Diante desse cenário, o etanol volta a assumir papel central no equilíbrio entre oferta e demanda. Segundo Lívia Coda, coordenadora de Inteligência de Mercado da Hedgepoint Global Markets, os fundamentos do mercado seguem pressionados.

De acordo com a especialista, fatores macroeconômicos e geopolíticos têm influenciado a volatilidade recente, mas o cenário estrutural permanece baixista, com o etanol recuperando competitividade como principal instrumento de ajuste, seja pela redução da produção de açúcar ou pelo estímulo à demanda por biocombustível.

Ajustes no mix produtivo ainda são limitados

Desde o final de 2025, o etanol voltou a se mostrar mais competitivo em relação ao açúcar, incentivando mudanças no mix produtivo das usinas.

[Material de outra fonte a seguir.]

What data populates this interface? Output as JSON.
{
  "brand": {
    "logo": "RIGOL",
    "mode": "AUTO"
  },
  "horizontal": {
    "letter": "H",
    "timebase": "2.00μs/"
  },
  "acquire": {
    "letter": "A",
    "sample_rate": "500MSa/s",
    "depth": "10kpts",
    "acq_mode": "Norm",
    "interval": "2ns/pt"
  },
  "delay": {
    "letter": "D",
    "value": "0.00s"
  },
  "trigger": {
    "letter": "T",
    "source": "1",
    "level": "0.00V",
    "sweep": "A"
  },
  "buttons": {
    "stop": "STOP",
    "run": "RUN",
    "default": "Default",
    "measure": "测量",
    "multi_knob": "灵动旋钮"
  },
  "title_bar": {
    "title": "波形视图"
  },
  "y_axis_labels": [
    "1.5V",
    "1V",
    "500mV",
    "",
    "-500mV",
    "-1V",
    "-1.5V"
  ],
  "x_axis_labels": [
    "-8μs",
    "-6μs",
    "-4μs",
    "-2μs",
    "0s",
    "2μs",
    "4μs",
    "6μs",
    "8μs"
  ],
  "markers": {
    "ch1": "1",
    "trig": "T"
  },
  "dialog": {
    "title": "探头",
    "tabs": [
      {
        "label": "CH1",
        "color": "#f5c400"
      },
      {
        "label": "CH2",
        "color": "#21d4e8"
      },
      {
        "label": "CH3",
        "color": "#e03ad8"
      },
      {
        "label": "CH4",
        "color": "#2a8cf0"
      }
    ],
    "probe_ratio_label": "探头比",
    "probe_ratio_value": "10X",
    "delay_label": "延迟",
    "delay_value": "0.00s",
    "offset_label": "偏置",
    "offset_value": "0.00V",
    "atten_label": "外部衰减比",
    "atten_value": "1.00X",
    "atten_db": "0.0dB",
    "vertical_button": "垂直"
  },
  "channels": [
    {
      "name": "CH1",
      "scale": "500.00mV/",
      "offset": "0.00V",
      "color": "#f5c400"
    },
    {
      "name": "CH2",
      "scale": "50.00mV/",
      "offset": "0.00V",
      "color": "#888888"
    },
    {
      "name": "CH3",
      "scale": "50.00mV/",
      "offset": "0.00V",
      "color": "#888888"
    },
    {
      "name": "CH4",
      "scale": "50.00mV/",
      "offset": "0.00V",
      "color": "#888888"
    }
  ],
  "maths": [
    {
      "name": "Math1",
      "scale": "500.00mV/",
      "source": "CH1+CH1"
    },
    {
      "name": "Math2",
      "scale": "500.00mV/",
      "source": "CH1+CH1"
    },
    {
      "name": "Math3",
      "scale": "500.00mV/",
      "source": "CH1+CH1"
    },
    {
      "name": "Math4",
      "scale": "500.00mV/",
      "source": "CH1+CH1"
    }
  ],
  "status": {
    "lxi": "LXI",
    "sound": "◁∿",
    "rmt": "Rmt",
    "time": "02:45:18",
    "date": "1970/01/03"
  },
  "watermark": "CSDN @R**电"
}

Atualmente, o mercado opera com cerca de 48% da produção direcionada ao açúcar.

No entanto, estimativas indicam que o nível ideal para equilibrar o mercado estaria mais próximo de 44,5%, o que evidencia a necessidade de maior participação do etanol na matriz produtiva.

Apesar disso, restrições operacionais e comerciais dificultam ajustes mais rápidos, mantendo o mercado em situação de excedente.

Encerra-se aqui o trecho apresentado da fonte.